KNN with a bagging regressor by using PCA as a feature selection method and a grid search for hyperparameter optimization was proposed in this study for fault diagnosis on WTs by predicting the gearbox oil sump temperature. The SCADA data from a wind turbine operator, ENGIE, were used in this study for validation. The results showed that the proposed method was managed to provide early alarm on WTs at least 4 weeks in advance by monitoring the residual error of gearbox oil sump temperature on an EWMA control chart and it used the shortest computational time. However, the proposed method was not as good as the method used in a study that applied the multivariate state estimation technique (MSET). The MSET is proven to give a lower rate of fault alarm [
53]. Furthermore, a proper validation applied was not applied in this study as the validation part was performed based on the reference taken from another study because the actual maintenance report of the WT from ENGIE was not made available to the public.
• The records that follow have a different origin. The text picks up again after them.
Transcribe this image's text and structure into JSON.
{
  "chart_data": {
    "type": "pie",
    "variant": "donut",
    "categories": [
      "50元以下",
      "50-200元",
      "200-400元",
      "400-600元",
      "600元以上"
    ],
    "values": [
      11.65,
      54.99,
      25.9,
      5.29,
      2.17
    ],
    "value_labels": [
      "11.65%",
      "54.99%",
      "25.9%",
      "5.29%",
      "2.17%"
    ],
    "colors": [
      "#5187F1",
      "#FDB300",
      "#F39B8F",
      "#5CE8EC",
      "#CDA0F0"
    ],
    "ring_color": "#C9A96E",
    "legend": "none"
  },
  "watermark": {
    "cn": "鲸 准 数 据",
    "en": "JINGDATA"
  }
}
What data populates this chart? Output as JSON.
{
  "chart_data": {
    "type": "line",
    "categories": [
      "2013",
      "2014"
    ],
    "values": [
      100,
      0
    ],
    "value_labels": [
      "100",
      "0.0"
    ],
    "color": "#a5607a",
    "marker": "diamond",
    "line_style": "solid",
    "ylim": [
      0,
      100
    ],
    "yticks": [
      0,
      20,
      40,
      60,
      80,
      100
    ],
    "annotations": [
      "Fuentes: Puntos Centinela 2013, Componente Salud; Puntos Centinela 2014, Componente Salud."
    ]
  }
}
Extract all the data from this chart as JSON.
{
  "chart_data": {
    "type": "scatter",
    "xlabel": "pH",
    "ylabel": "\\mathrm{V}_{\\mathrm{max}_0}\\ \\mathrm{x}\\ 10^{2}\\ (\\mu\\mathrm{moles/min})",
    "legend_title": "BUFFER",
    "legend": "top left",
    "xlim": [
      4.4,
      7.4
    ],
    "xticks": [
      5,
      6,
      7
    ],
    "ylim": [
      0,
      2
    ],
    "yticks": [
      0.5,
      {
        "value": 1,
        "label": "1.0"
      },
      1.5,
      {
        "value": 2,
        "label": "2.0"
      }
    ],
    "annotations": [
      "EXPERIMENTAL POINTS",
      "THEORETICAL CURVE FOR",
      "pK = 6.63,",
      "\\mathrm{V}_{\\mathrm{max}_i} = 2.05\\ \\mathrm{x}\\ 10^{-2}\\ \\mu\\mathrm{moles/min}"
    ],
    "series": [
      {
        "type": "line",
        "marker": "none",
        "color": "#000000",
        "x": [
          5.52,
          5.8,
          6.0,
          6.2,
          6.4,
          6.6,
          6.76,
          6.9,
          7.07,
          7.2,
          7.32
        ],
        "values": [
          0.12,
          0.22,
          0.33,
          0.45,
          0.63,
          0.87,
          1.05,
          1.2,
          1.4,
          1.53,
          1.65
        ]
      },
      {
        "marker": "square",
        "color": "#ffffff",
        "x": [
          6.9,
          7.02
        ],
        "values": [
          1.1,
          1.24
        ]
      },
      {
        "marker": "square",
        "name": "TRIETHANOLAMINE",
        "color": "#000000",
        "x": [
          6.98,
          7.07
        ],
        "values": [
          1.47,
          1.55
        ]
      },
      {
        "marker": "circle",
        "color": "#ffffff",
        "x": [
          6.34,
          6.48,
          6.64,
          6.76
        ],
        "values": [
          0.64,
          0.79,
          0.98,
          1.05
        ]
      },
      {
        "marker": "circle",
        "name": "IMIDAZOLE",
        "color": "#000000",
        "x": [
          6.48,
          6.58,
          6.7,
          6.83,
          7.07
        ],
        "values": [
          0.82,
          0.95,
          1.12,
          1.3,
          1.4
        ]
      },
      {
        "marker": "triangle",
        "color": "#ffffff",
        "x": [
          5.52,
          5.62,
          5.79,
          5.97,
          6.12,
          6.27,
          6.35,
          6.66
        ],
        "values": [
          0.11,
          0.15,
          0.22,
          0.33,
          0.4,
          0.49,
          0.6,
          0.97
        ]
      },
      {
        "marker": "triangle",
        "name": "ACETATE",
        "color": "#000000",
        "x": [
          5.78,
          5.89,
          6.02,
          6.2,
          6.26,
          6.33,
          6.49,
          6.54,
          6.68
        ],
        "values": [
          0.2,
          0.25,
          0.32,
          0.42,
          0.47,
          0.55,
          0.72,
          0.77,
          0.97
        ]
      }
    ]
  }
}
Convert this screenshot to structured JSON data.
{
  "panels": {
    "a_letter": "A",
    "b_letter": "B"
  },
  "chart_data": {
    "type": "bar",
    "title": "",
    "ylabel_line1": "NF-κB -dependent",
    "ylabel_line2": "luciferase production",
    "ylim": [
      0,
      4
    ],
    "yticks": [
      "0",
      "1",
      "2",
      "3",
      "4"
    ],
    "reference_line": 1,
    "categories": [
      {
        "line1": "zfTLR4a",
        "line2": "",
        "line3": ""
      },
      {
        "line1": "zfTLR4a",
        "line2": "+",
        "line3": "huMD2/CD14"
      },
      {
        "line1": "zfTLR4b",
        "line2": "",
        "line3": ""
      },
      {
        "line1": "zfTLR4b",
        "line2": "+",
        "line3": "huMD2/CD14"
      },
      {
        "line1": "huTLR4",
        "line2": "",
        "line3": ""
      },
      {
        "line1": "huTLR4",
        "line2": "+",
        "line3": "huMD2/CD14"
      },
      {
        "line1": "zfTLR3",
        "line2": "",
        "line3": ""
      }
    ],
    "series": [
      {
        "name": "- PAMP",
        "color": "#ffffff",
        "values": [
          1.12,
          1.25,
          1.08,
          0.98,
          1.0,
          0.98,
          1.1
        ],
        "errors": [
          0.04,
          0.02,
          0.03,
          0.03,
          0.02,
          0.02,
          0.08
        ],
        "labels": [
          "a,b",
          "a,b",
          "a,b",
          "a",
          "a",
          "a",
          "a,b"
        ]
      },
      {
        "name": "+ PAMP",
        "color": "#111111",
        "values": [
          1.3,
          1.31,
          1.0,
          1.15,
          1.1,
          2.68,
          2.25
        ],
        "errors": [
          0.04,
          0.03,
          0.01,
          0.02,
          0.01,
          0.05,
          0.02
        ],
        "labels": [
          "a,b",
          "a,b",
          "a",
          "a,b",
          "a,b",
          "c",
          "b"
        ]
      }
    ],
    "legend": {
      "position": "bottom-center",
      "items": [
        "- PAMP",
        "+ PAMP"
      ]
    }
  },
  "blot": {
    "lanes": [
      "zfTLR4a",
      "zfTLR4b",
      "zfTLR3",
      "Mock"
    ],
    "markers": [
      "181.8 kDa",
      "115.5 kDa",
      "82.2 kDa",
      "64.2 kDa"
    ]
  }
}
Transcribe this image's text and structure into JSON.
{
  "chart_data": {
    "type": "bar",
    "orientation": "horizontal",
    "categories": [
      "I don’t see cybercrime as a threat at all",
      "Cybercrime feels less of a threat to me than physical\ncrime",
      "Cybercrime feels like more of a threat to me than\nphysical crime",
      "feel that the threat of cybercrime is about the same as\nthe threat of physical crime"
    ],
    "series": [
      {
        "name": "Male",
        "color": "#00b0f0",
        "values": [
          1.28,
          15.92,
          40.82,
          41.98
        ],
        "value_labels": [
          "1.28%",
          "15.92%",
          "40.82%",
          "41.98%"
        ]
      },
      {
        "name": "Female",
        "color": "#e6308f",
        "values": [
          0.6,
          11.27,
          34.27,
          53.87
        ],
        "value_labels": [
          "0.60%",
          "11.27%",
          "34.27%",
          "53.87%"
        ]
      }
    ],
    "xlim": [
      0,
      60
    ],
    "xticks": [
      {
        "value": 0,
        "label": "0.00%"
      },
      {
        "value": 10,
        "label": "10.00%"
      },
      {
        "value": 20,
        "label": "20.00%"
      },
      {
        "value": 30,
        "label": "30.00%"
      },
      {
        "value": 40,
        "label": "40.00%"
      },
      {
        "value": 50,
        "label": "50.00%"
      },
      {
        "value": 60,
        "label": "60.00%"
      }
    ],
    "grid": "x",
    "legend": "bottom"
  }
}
In the future, the proposed kNN with a bagging regressor model can be further studied to improve its accuracy and can be used to provide fault alarm on other parts of WTs such as rotor blades or generators. KNN with a bagging regressor model could be trained in hybrid with a Support Vector Machine as studies have been performed on this hybrid model and show enhanced model performance [
58]. Furthermore, it can be consolidated by hyperparameter optimization. The range of hyperparameters selected for optimization could be wider as the range here is limited due to the computational resource constraints in this study. If a wider range of hyperparameters are selected for optimization, this could further improve the performance of the trained model. Further, another parameter such as gearbox bearing temperature could be selected as the target variable for the chosen algorithm to determine the reliability of the algorithm. The artificial neural network can be further consolidated by applying Bayesian Physics-Informed Neural Networks as this neural network is more suitable to real-world nonlinear dynamic systems such as WTs.